Вот сцена в кулуарах закупочной комиссии Минкультуры в 1980 году, перед московской Олимпиадой: супруги-“денисовцы” Елена Фирсова и Дмитрий Смирнов (ныне они живут в Великобритании и пользуются, наряду с Софией Губайдулиной и композиторами ее круга, правом определять российскую часть программ фестивалей современной музыки) объясняют композитору-недотепе, чьи несвоевременные “Античные песни” комиссия только что отвергла: “Ты что! Надо было нести, как мы, “Олимпийский вальс” и увертюру “Навстречу рекордам”…”

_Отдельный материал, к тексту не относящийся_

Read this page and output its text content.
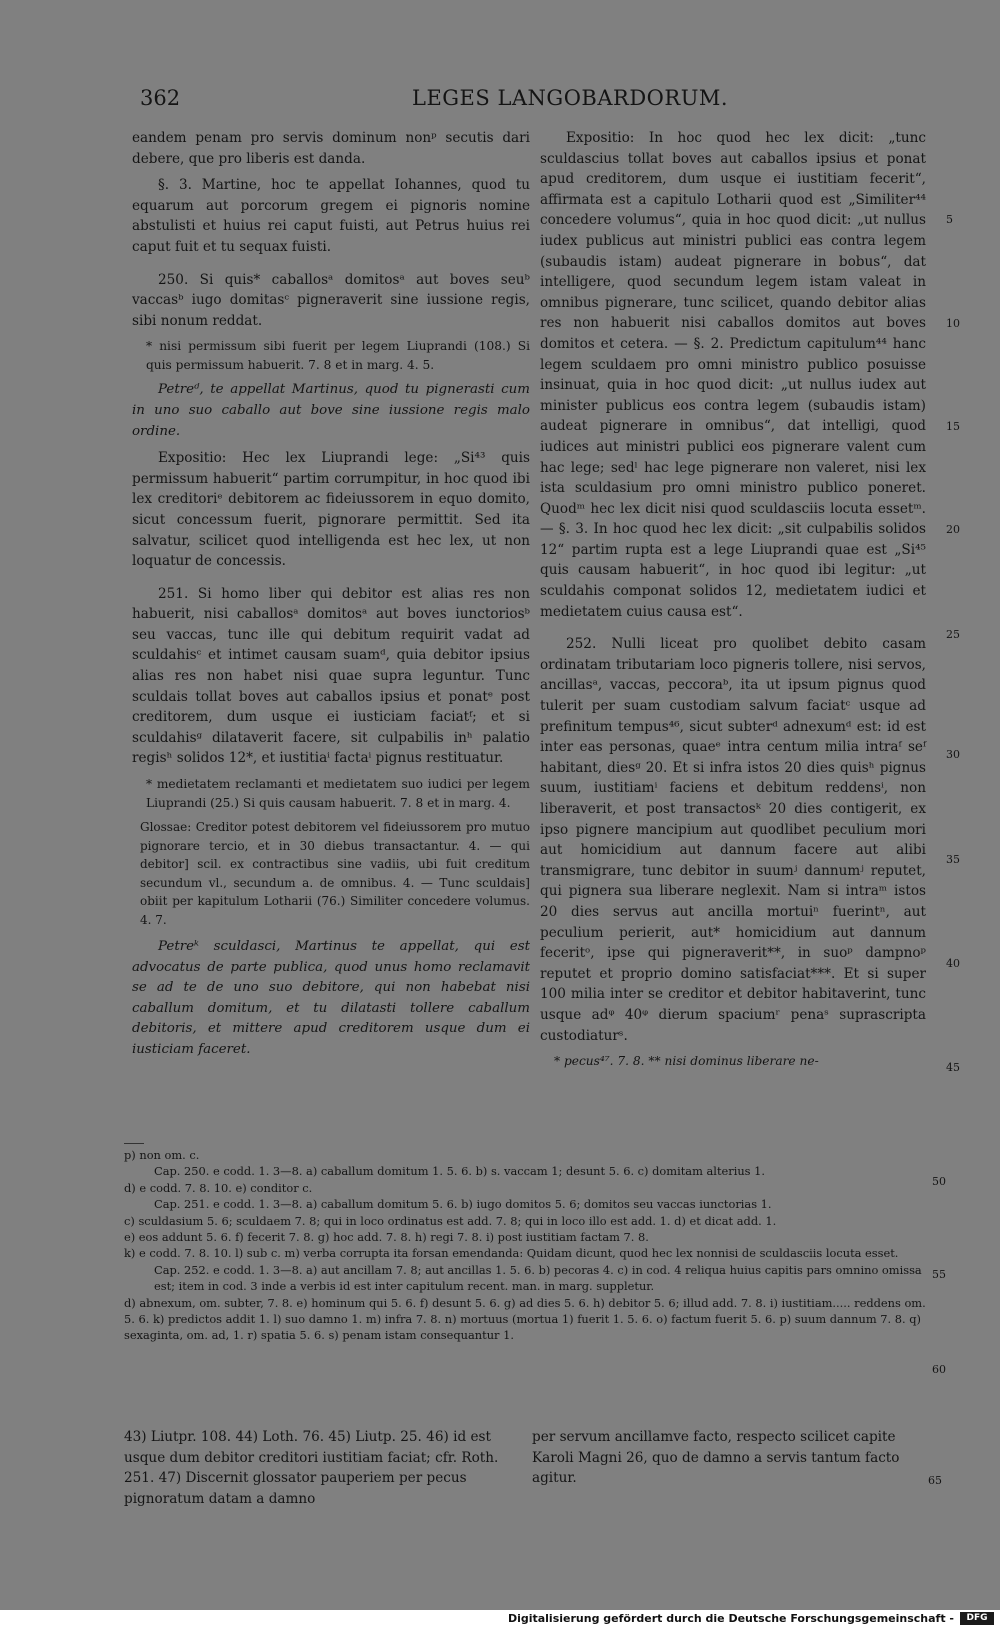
362	LEGES LANGOBARDORUM.

eandem penam pro servis dominum nonᵖ secutis dari debere, que pro liberis est danda.

§. 3. Martine, hoc te appellat Iohannes, quod tu equarum aut porcorum gregem ei pignoris nomine abstulisti et huius rei caput fuisti, aut Petrus huius rei caput fuit et tu sequax fuisti.

250. Si quis* caballosᵃ domitosᵃ aut boves seuᵇ vaccasᵇ iugo domitasᶜ pigneraverit sine iussione regis, sibi nonum reddat.

* nisi permissum sibi fuerit per legem Liuprandi (108.) Si quis permissum habuerit. 7. 8 et in marg. 4. 5.

Petreᵈ, te appellat Martinus, quod tu pignerasti cum in uno suo caballo aut bove sine iussione regis malo ordine.

Expositio: Hec lex Liuprandi lege: „Si⁴³ quis permissum habuerit“ partim corrumpitur, in hoc quod ibi lex creditoriᵉ debitorem ac fideiussorem in equo domito, sicut concessum fuerit, pignorare permittit. Sed ita salvatur, scilicet quod intelligenda est hec lex, ut non loquatur de concessis.

251. Si homo liber qui debitor est alias res non habuerit, nisi caballosᵃ domitosᵃ aut boves iunctoriosᵇ seu vaccas, tunc ille qui debitum requirit vadat ad sculdahisᶜ et intimet causam suamᵈ, quia debitor ipsius alias res non habet nisi quae supra leguntur. Tunc sculdais tollat boves aut caballos ipsius et ponatᵉ post creditorem, dum usque ei iusticiam faciatᶠ; et si sculdahisᵍ dilataverit facere, sit culpabilis inʰ palatio regisʰ solidos 12*, et iustitiaⁱ factaⁱ pignus restituatur.

* medietatem reclamanti et medietatem suo iudici per legem Liuprandi (25.) Si quis causam habuerit. 7. 8 et in marg. 4.

Glossae: Creditor potest debitorem vel fideiussorem pro mutuo pignorare tercio, et in 30 diebus transactantur. 4. — qui debitor] scil. ex contractibus sine vadiis, ubi fuit creditum secundum vl., secundum a. de omnibus. 4. — Tunc sculdais] obiit per kapitulum Lotharii (76.) Similiter concedere volumus. 4. 7.

Petreᵏ sculdasci, Martinus te appellat, qui est advocatus de parte publica, quod unus homo reclamavit se ad te de uno suo debitore, qui non habebat nisi caballum domitum, et tu dilatasti tollere caballum debitoris, et mittere apud creditorem usque dum ei iusticiam faceret.

Expositio: In hoc quod hec lex dicit: „tunc sculdascius tollat boves aut caballos ipsius et ponat apud creditorem, dum usque ei iustitiam fecerit“, affirmata est a capitulo Lotharii quod est „Similiter⁴⁴ concedere volumus“, quia in hoc quod dicit: „ut nullus iudex publicus aut ministri publici eas contra legem (subaudis istam) audeat pignerare in bobus“, dat intelligere, quod secundum legem istam valeat in omnibus pignerare, tunc scilicet, quando debitor alias res non habuerit nisi caballos domitos aut boves domitos et cetera. — §. 2. Predictum capitulum⁴⁴ hanc legem sculdaem pro omni ministro publico posuisse insinuat, quia in hoc quod dicit: „ut nullus iudex aut minister publicus eos contra legem (subaudis istam) audeat pignerare in omnibus“, dat intelligi, quod iudices aut ministri publici eos pignerare valent cum hac lege; sedˡ hac lege pignerare non valeret, nisi lex ista sculdasium pro omni ministro publico poneret. Quodᵐ hec lex dicit nisi quod sculdasciis locuta essetᵐ. — §. 3. In hoc quod hec lex dicit: „sit culpabilis solidos 12“ partim rupta est a lege Liuprandi quae est „Si⁴⁵ quis causam habuerit“, in hoc quod ibi legitur: „ut sculdahis componat solidos 12, medietatem iudici et medietatem cuius causa est“.

252. Nulli liceat pro quolibet debito casam ordinatam tributariam loco pigneris tollere, nisi servos, ancillasᵃ, vaccas, peccoraᵇ, ita ut ipsum pignus quod tulerit per suam custodiam salvum faciatᶜ usque ad prefinitum tempus⁴⁶, sicut subterᵈ adnexumᵈ est: id est inter eas personas, quaeᵉ intra centum milia intraᶠ seᶠ habitant, diesᵍ 20. Et si infra istos 20 dies quisʰ pignus suum, iustitiamⁱ faciens et debitum reddensⁱ, non liberaverit, et post transactosᵏ 20 dies contigerit, ex ipso pignere mancipium aut quodlibet peculium mori aut homicidium aut dannum facere aut alibi transmigrare, tunc debitor in suumʲ dannumʲ reputet, qui pignera sua liberare neglexit. Nam si intraᵐ istos 20 dies servus aut ancilla mortuiⁿ fuerintⁿ, aut peculium perierit, aut* homicidium aut dannum feceritᵒ, ipse qui pigneraverit**, in suoᵖ dampnoᵖ reputet et proprio domino satisfaciat***. Et si super 100 milia inter se creditor et debitor habitaverint, tunc usque adᵠ 40ᵠ dierum spaciumʳ penaˢ suprascripta custodiaturˢ.

* pecus⁴⁷. 7. 8. ** nisi dominus liberare ne-

5
10
15
20
25
30
35
40
45
50
55
60
65

p) non om. c.

Cap. 250. e codd. 1. 3—8. a) caballum domitum 1. 5. 6. b) s. vaccam 1; desunt 5. 6. c) domitam alterius 1.

d) e codd. 7. 8. 10. e) conditor c.

Cap. 251. e codd. 1. 3—8. a) caballum domitum 5. 6. b) iugo domitos 5. 6; domitos seu vaccas iunctorias 1.

c) sculdasium 5. 6; sculdaem 7. 8; qui in loco ordinatus est add. 7. 8; qui in loco illo est add. 1. d) et dicat add. 1.

e) eos addunt 5. 6. f) fecerit 7. 8. g) hoc add. 7. 8. h) regi 7. 8. i) post iustitiam factam 7. 8.

k) e codd. 7. 8. 10. l) sub c. m) verba corrupta ita forsan emendanda: Quidam dicunt, quod hec lex nonnisi de sculdasciis locuta esset.

Cap. 252. e codd. 1. 3—8. a) aut ancillam 7. 8; aut ancillas 1. 5. 6. b) pecoras 4. c) in cod. 4 reliqua huius capitis pars omnino omissa est; item in cod. 3 inde a verbis id est inter capitulum recent. man. in marg. suppletur.

d) abnexum, om. subter, 7. 8. e) hominum qui 5. 6. f) desunt 5. 6. g) ad dies 5. 6. h) debitor 5. 6; illud add. 7. 8. i) iustitiam..... reddens om. 5. 6. k) predictos addit 1. l) suo damno 1. m) infra 7. 8. n) mortuus (mortua 1) fuerit 1. 5. 6. o) factum fuerit 5. 6. p) suum dannum 7. 8. q) sexaginta, om. ad, 1. r) spatia 5. 6. s) penam istam consequantur 1.

43) Liutpr. 108. 44) Loth. 76. 45) Liutp. 25. 46) id est usque dum debitor creditori iustitiam faciat; cfr. Roth. 251. 47) Discernit glossator pauperiem per pecus pignoratum datam a damno

per servum ancillamve facto, respecto scilicet capite Karoli Magni 26, quo de damno a servis tantum facto agitur.

Digitalisierung gefördert durch die Deutsche Forschungsgemeinschaft -	DFG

Конечно, авторам романсов на слова Георга Тракля было противно заниматься “Олимпийскими вальсами”. Потому и сами вальсы выходили выморочными, натужными и безликими. Даже хуже, чем нерефлексирующий примитив композиторов-чиновников (какой-нибудь увертюры “Радость труда” Б. Терентьева: уморительно-наивной конструкции из героически-моторного до-минора по краям с мажорно-целомудренной лирической серединой — эдаким “рабочим полднем” с пакетом молока и батоном хлеба). Но тяготы работы на заказ не имеют историко-политической специфики. И Бах был вынужден сочинять поздравительные кантаты, и Прокофьев написал “Здравицу”, посвященную Сталину (кстати сказать, шедевр).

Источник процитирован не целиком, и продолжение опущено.